Contemplo mi biblioteca. Es un cementerio de ideas. Sólo rescato un puñado en la historia. A Diógenes, Rimbaud, Pessoa, Cioran. Llamados malditos y trágicos; pesimistas y marginales, no se dejaron embaucar. Se sobrepusieron a la hipocresía del hombre y alertaron de cual era la dignidad. Las percepciones de Diógenes como vetas de una libertad definitiva. Certero, profundo, rebelde. Lejos de la crueldad y perversión del hombre, comprometido con una ética que aún la crónica humana no alcanzó. Nunca pudo evadirse de la realidad. La confrontó sin un ápice de imaginación.
Rimbaud fue una bocanada de sentimiento, despreció su propia vida por el valor confidencial y exacto de la percepción que lo poseía. Cada palabra con la pulcritud de un puñal que no termina de herir, porque lo que nos duele tiene la profundidad de la incomprensión y el desenfado.
Pessoa sedimentó la tristeza humana en su propio cuerpo. La aproximó a las palabras, las más acongojadas que se hayan escrito. Vivió con su experiencia el fracaso humano. No le dio crédito a sus días sabiendo del desenlace de la faena del hombre. Estoico del desgarro se constituyó en un santo sin fe. Descartó la esperanza. En su ser fundó el valor de la naturaleza anónima.
En sus testimonios Pessoa no busca explicarse.

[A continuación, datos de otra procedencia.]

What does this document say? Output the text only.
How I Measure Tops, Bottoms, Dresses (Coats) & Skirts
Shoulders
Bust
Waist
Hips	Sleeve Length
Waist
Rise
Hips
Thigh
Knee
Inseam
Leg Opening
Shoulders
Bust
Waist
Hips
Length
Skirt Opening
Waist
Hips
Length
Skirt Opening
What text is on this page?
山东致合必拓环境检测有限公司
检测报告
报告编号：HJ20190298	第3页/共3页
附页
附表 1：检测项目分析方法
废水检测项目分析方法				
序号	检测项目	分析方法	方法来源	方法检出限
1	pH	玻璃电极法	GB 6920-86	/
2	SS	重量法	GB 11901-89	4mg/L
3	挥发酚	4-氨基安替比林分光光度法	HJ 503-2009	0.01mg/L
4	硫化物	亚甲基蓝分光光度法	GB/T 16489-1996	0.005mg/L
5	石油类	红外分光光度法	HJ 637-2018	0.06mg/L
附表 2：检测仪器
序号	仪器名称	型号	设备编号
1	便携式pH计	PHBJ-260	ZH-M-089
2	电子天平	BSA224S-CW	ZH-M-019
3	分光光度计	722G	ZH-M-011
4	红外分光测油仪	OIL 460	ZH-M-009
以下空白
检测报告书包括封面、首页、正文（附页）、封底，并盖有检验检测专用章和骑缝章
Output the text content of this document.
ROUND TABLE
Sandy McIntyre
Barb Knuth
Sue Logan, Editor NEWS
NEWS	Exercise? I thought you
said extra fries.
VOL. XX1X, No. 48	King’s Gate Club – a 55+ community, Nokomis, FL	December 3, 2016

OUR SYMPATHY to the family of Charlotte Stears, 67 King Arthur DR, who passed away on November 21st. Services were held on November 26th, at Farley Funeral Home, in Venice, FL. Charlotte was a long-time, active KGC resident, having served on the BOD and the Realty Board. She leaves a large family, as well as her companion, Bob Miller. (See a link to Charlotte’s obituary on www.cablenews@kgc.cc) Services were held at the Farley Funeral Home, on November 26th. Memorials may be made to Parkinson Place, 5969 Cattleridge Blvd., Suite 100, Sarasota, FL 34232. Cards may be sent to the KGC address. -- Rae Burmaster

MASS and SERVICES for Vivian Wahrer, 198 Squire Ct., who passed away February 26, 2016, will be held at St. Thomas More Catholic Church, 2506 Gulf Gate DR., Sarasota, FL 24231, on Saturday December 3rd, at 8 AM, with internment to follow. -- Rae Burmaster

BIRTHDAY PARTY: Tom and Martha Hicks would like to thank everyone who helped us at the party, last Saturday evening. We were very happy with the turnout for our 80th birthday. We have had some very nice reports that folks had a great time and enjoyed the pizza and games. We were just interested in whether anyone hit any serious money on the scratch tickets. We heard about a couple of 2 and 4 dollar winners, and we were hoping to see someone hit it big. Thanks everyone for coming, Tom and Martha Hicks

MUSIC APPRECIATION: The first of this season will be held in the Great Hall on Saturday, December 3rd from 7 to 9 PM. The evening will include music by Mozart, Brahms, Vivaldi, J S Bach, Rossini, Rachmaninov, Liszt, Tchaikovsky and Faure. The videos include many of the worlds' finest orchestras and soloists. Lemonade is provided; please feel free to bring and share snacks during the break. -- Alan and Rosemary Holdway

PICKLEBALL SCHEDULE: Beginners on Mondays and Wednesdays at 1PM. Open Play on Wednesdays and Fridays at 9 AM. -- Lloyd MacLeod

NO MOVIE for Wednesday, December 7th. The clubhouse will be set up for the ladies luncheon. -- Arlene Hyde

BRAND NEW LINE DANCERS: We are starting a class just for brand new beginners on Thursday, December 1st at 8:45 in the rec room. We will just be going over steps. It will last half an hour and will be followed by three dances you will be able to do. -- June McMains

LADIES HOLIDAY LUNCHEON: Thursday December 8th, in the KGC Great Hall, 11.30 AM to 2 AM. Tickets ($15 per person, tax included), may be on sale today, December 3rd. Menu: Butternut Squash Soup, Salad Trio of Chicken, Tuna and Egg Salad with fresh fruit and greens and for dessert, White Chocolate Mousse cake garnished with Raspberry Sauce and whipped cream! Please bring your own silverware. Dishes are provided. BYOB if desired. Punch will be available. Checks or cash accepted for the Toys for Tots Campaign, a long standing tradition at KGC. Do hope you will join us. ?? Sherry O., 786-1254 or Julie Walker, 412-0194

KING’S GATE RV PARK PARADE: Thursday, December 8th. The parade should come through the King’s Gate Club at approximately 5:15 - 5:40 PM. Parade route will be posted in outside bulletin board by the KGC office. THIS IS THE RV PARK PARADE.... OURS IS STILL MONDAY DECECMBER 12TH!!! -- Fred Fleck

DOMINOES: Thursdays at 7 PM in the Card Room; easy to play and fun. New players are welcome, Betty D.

Exhuma la sensibilidad de la intimidad de su ser. Intenta definir la soledad elemental. Esa vacuidad que le impide la distracción en las cosas simples y elementales de la vida. Que lo sujeta en la sinceridad del pensamiento. Su lucha fue hallarle exactitud al paisaje de la existencia. Simplemente describirlo a través de las sensaciones. Pintarrajear el tedio que se apodera del hombre que piensa. No intentó vivir. Se abocó a observarse, a imaginarse desde su interior.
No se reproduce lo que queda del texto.